She spends her days reading the Bible and learning the latest software to keep her resume current. Right now, she’s mastering Windows 7 and the latest Microsoft Office.
“It never occurred to me that at my age now I would have no benefits, no pension, and be totally unemployed and virtually unable to reenter the workforce,” she said. “There is a very good chance that a lot of us in our 40s and 50s will never be gainfully employed again.”
The unemployment rate in Los Angeles is over 12 percent, and higher in the black and Hispanic communities. Yvonne says the few places that are hiring where she lives don’t even pay enough to make ends meet.
“What jobs there are out there, they don’t pay a living wage. There’s no place in this country where you can live off of $10 an hour, not even if you’re single and certainly not if you have a family,” she said.
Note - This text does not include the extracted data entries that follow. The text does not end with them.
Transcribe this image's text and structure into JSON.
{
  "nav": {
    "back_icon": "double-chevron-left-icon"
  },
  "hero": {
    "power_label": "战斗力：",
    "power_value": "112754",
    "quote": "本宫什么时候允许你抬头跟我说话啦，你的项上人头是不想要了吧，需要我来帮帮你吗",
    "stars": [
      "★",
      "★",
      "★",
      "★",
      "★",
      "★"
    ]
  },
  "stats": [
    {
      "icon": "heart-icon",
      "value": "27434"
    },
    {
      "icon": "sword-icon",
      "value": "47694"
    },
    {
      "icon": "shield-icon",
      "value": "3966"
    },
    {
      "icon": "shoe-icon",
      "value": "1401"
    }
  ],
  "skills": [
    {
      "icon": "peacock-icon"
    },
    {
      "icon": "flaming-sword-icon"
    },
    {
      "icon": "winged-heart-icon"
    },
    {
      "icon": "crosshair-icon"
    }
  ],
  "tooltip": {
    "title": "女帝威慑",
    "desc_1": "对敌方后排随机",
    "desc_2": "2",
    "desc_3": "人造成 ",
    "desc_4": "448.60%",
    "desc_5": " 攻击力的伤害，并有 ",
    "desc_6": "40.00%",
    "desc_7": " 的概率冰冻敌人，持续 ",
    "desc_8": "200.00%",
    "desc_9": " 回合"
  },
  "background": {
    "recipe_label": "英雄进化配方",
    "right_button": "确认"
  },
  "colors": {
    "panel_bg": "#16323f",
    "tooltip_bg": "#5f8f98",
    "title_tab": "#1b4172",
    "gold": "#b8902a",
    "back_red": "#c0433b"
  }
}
Yvonne’s list of unpaid bills keeps rising, and the resources she has left to search for a job are waning.
“I have a $1,000 power bill. It’s by the grace of God that they transferred the service since I moved,” she said. “My phone bill is due today — I’m going to be getting a call soon saying that if I don’t pay, my service will be disconnected. I don’t own a car anymore. I don’t even have money to buy a bus pass.”
Her family and friends have helped out by paying her phone bill or her rent when they can, but they’re struggling too.
“There is only so much they can do. They can’t do it every month,” she said.
Yvonne, who was born in Alabama and grew up during the Civil Rights movement there, says she can’t fathom not exercising her right to vote, and yet she feels that there’s no one left to vote for that will respond to her pleas for help. Our elected officials, she says, seem more interested in their own job security than the suffering of the unemployed.
“It’s not representation of the people, by the people and for the people unless they’re the people,” she says.
Yvonne says she’s not worried about the future, but only because of her strong faith. Whether she finds a job or ends up in a homeless shelter next month, she says she knows she will be alright.
“It’s all in the hands of God. I fall asleep praying to God and thanking him for delivering me. He’s the only hope I’ve had, and he’s not failed me yet,” she said.